In Mobilbauweise sollen dort zwei- bis dreigeschossige Wohnhäuser errichtet werden, die später womöglich auch für andere Zwecke umgebaut werden könnten, heißt es seitens der Stadtverwaltung. OB Marc Buchholz äußerte am Freitag seine Hoffnung, dass an Ort und Stelle schon innerhalb von 18 Monaten 500 bis 700 Wohnplätze zur Verfügung stehen könnten. Geplant ist, dass die späteren Bewohner dort in eigenen Wohnungen leben und sich selbst versorgen können.

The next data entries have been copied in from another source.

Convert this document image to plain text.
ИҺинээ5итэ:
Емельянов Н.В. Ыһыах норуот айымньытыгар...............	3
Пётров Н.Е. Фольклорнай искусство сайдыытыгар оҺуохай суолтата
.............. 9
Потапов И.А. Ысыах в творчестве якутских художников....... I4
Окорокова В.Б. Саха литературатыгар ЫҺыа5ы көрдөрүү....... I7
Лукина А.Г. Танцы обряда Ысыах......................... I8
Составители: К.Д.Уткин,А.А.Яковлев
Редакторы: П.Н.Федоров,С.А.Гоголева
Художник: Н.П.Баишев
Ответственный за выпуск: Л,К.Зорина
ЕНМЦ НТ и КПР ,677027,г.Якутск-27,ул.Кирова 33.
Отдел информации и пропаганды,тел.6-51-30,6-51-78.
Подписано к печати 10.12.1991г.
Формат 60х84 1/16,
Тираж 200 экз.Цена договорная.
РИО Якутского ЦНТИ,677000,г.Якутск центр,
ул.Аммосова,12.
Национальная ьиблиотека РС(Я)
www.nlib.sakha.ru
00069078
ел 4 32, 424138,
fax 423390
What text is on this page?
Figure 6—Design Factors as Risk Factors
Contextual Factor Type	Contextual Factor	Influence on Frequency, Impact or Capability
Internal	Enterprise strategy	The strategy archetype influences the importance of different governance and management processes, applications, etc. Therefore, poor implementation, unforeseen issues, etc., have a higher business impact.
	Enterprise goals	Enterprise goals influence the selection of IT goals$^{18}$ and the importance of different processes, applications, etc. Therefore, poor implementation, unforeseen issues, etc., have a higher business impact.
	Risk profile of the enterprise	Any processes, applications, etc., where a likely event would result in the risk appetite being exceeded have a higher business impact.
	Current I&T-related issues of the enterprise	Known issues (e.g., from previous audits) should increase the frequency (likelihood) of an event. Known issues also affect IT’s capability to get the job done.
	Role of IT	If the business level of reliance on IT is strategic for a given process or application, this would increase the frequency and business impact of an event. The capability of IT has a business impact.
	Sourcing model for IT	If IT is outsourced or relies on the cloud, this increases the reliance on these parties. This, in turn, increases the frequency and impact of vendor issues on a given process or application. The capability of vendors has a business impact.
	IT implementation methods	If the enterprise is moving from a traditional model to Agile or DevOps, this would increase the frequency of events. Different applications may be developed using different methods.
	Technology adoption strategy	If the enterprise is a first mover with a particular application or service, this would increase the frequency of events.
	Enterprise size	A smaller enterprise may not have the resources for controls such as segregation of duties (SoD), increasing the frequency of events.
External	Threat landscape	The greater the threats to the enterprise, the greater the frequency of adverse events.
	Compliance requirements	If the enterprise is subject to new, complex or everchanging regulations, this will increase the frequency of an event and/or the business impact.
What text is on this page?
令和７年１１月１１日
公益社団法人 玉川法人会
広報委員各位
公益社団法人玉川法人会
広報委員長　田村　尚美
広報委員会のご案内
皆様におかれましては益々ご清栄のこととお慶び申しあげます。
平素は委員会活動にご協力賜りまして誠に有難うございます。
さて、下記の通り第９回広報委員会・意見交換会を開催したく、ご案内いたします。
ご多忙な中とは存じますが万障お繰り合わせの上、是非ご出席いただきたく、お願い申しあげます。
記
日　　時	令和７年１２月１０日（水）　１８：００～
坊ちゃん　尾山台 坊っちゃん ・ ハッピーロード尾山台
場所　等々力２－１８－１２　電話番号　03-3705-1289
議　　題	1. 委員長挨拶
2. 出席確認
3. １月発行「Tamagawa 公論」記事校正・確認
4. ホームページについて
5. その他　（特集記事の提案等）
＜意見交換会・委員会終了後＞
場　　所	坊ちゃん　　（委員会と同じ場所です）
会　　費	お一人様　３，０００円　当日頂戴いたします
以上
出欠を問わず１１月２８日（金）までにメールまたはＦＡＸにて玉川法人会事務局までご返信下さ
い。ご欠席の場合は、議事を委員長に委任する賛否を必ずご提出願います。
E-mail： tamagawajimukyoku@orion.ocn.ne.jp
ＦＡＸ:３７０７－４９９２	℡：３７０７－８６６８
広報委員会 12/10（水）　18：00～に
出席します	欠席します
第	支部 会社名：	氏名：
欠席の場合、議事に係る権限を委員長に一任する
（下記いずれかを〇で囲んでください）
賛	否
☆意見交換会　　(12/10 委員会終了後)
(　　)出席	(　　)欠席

Mülheimer Wohnungsbau will jährlich bis zu 150 Wohnungen bereitstellen
In einer Kooperationsvereinbarung zu diesem Projekt soll ebenfalls verankert werden, dass die MWB-Genossenschaft der Stadt darüber hinaus jährlich bis zu 150 Wohnungen zur Anmietung und Belegung mit geflüchteten Menschen zur Verfügung stellt. Die Zahl von 150 Wohnungen entspreche etwa einem Drittel der jährlichen Wohnungswechsel, sagt MWB-Vorstand Frank Esser, dem wichtig ist zu betonen, dass er keinen Grund sieht für Mitglieder seiner Genossenschaft, dass sie durch eine solche Vereinbarung Probleme bei der eigenen Wohnungssuche im MWB-Bestand bekämen.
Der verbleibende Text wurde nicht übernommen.